Так выключают микрофон. Кнопка нажата, ты говоришь, тебя нет.
Голова поплыла. Я упёрлась лбом в косяк и постояла так.
Потом пошла на кухню, к окну.
Наступила на осколок.
Он вошёл в пятку под самой подушечкой. Я села на пол там же, где стояла, и вытащила его двумя пальцами. Стекло длинное, миллиметров восемь. Крови вышло много и сразу, тёмной в жёлтом свете лампочки.

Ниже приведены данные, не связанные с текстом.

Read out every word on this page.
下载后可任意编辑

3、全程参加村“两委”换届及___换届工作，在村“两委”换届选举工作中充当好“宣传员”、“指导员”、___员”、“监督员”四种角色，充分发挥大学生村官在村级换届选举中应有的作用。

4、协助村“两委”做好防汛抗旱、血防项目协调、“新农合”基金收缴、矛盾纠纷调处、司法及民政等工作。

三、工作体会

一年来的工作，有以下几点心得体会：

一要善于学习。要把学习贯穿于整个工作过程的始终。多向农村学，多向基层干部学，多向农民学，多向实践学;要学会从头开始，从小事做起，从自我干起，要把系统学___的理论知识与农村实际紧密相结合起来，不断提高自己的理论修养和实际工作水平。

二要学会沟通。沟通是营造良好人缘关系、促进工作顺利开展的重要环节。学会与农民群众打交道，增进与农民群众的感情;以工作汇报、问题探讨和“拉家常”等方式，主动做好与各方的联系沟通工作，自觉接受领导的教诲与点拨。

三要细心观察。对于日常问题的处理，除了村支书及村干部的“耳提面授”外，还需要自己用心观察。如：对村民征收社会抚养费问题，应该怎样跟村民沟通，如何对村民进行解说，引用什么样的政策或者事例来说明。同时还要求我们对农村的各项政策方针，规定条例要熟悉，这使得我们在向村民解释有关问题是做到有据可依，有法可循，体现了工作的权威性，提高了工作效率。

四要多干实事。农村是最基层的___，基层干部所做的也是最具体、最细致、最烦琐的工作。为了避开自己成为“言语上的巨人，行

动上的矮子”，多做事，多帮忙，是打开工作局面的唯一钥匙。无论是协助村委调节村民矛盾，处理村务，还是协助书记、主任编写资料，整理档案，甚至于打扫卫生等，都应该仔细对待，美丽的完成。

Вот тогда я и заплакала. Не от голоса и не от двери. Я сама разбила этот стакан час назад, потому что не смогла удержать себя в руках, и теперь сидела в собственных осколках.
Я зажимала пятку ладонью и трясла головой, и слёзы капали мне на джинсы, и ни одного своего всхлипа я не услышала.
Потом встала на пятку и пошла к окну, оставляя следы.
Приложила ладонь к стеклу. Холодное. Тронула задвижку, ржавую, и задвижка скрипнула, и я услышала этот скрип.
На одну секунду мне стало легче.
Я ударила ладонью по стеклу. Стекло завибрировало под рукой, вибрация ушла в запястье и в кончики пальцев.
Ничего.
Ударила костяшками, сильнее. Кость отдала в локоть.
Стекло целое. Я била в то, что не может разбиться, и делала это беззвучно.
За окном стояла чернота. У ночи есть глубина, в ней различимы деревья. Здесь кто-то выключил небо и забыл включить обратно.
Я сползла по стене на пол, у самой двери в сени, и обхватила колени. Пятка пульсировала и марала линолеум.
Метроном давил в бок.
Я достала его и положила на ладонь. Смотрела на колесико.
Шестьдесят ударов в минуту. Сердце в покое.
Моё сердце в покое не было. Метроном об этом не знал.
Я завела.
Первый щелчок пришёл на самой границе слышимости. Второй пришёл через секунду.
До воскресенья оставалось шесть дней.
Я считала щелчки и ждала утра, которого не будет.